Love almost seems to go out her way to get all this attention, so one could only assume that she would be prepared for the media backlash. But if you ask her, she has been portrayed as a self-obsessed drug-addled bitch who can’t appear in public without a gallon of booze in her blood stream and her shirt nearly falling on the ground. This portrayal may be pretty mean, but it seems accurate enough, if not damn funny. The sad thing is that if she could (would may be a more accurate word) stop the drugs and drinking, she could be a powerful force in the music industry.

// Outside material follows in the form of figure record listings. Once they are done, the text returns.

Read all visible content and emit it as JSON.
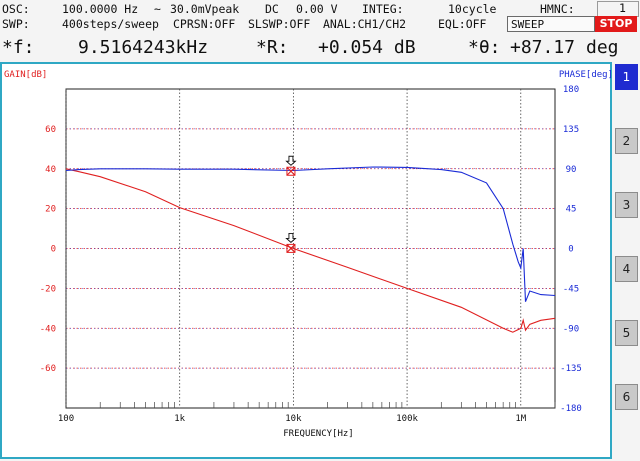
{
  "header": {
    "osc_label": "OSC:",
    "osc_freq": "100.0000 Hz",
    "ac_symbol": "~",
    "osc_ampl": "30.0mVpeak",
    "dc_label": "DC",
    "dc_value": "0.00 V",
    "integ_label": "INTEG:",
    "integ_value": "10cycle",
    "hmnc_label": "HMNC:",
    "hmnc_value": "1",
    "swp_label": "SWP:",
    "swp_value": "400steps/sweep",
    "cprsn": "CPRSN:OFF",
    "slswp": "SLSWP:OFF",
    "anal": "ANAL:CH1/CH2",
    "eql": "EQL:OFF",
    "sweep_button": "SWEEP",
    "stop_button": "STOP"
  },
  "readout": {
    "f_label": "*f:",
    "f_value": "9.5164243kHz",
    "r_label": "*R:",
    "r_value": "+0.054 dB",
    "theta_label": "*θ:",
    "theta_value": "+87.17",
    "theta_unit": "deg"
  },
  "tabs": [
    "1",
    "2",
    "3",
    "4",
    "5",
    "6"
  ],
  "active_tab": "1",
  "colors": {
    "gain": "#e02020",
    "phase": "#1a2bd6",
    "frame": "#2fa8c4",
    "active_tab": "#1f2bd0",
    "stop": "#e21a1a"
  },
  "chart_data": {
    "type": "line",
    "x_scale": "log",
    "xlabel": "FREQUENCY[Hz]",
    "xlim": [
      100,
      2000000
    ],
    "x_ticks": [
      100,
      1000,
      10000,
      100000,
      1000000
    ],
    "x_tick_labels": [
      "100",
      "1k",
      "10k",
      "100k",
      "1M"
    ],
    "left_axis": {
      "label": "GAIN[dB]",
      "lim": [
        -80,
        80
      ],
      "ticks": [
        60,
        40,
        20,
        0,
        -20,
        -40,
        -60
      ],
      "tick_labels": [
        "60",
        "40",
        "20",
        "0",
        "-20",
        "-40",
        "-60"
      ]
    },
    "right_axis": {
      "label": "PHASE[deg]",
      "lim": [
        -180,
        180
      ],
      "ticks": [
        180,
        135,
        90,
        45,
        0,
        -45,
        -90,
        -135,
        -180
      ],
      "tick_labels": [
        "180",
        "135",
        "90",
        "45",
        "0",
        "-45",
        "-90",
        "-135",
        "-180"
      ]
    },
    "grid": true,
    "series": [
      {
        "axis": "left",
        "color": "#e02020",
        "x": [
          100,
          130,
          200,
          500,
          1000,
          3000,
          10000,
          30000,
          100000,
          300000,
          700000,
          850000,
          1000000,
          1050000,
          1100000,
          1200000,
          1500000,
          2000000
        ],
        "y": [
          40,
          38.5,
          36,
          28.5,
          20.5,
          11.5,
          0,
          -9.5,
          -20,
          -29.5,
          -40,
          -42,
          -40,
          -36,
          -41,
          -38,
          -36,
          -35
        ]
      },
      {
        "axis": "right",
        "color": "#1a2bd6",
        "x": [
          100,
          130,
          200,
          500,
          1000,
          3000,
          10000,
          20000,
          50000,
          100000,
          200000,
          300000,
          500000,
          700000,
          850000,
          950000,
          1000000,
          1050000,
          1100000,
          1200000,
          1500000,
          2000000
        ],
        "y": [
          88,
          89,
          90,
          90,
          89.5,
          89.5,
          88,
          90,
          92,
          91.5,
          89,
          86,
          74,
          45,
          5,
          -15,
          -22,
          0,
          -60,
          -48,
          -52,
          -53
        ]
      }
    ],
    "markers": [
      {
        "axis": "left",
        "x": 9516.4243,
        "y": 0.054
      },
      {
        "axis": "right",
        "x": 9516.4243,
        "y": 87.17
      }
    ]
  }
}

She owned most of the rights to Nirvana, which I still find amazing seeing as how she wasn’t even part of the fucking band, but that’s not my concern. She also maintains a lot of the rights to Hole’s catalog, which is worth significantly less than Nirvana’s, but still worth more than I will ever make in a lifetime. And she has somehow managed to lose the majority of both, as well as most of her money in the bank as she has had to file for bankruptcy. Poor Francis Bean Cobain is probably going to be hoping for student loans when she gets old enough, because it looks like her mother is pissing it all away.

Had Love been able to control herself and her habits, she would most likely still have most of her money, her stakes in Nirvana and Hole, her sanity (what was left of it at least), and her solo record probably would have sold better. I even dare to assume that people might be looking forward to her next album, had she stopped being a total fuck up. Unfortunately, she is now considered a joke, has almost no professional colleagues willing to put up with her shit to help her make a new record (except Billy Corgan, but only God knows why), and is pretty much irrelevant.

What does all of this mean for Love? Well, if she wants her next record to sell even one copy, she better get her shit straight. And the funny thing about her is we all know she won’t. One could invent a drinking game based on Courtney Love’s outbursts and public mishaps. This is sad because she is a good musician. I enjoyed America’s Sweetheart, and I liked every Hole record. I would almost be looking forward to her next record if I actually had faith in it being released, but as of right now I have about as much faith as I did in Axl Rose when he said we would have Chinese Democracy on store shelves before the millennium. Hell, I’ll be amazed if that record hits stores before China actually does have a Democracy. I give it 50/50, and I’ll give Love the same, just cause I’m feeling generous. Until then, lets hope she can get by just on being America’s fucked-up, insane, hopeless and broke sweetheart.

And the sky was made of amethyst, and all the stars are just like little fish.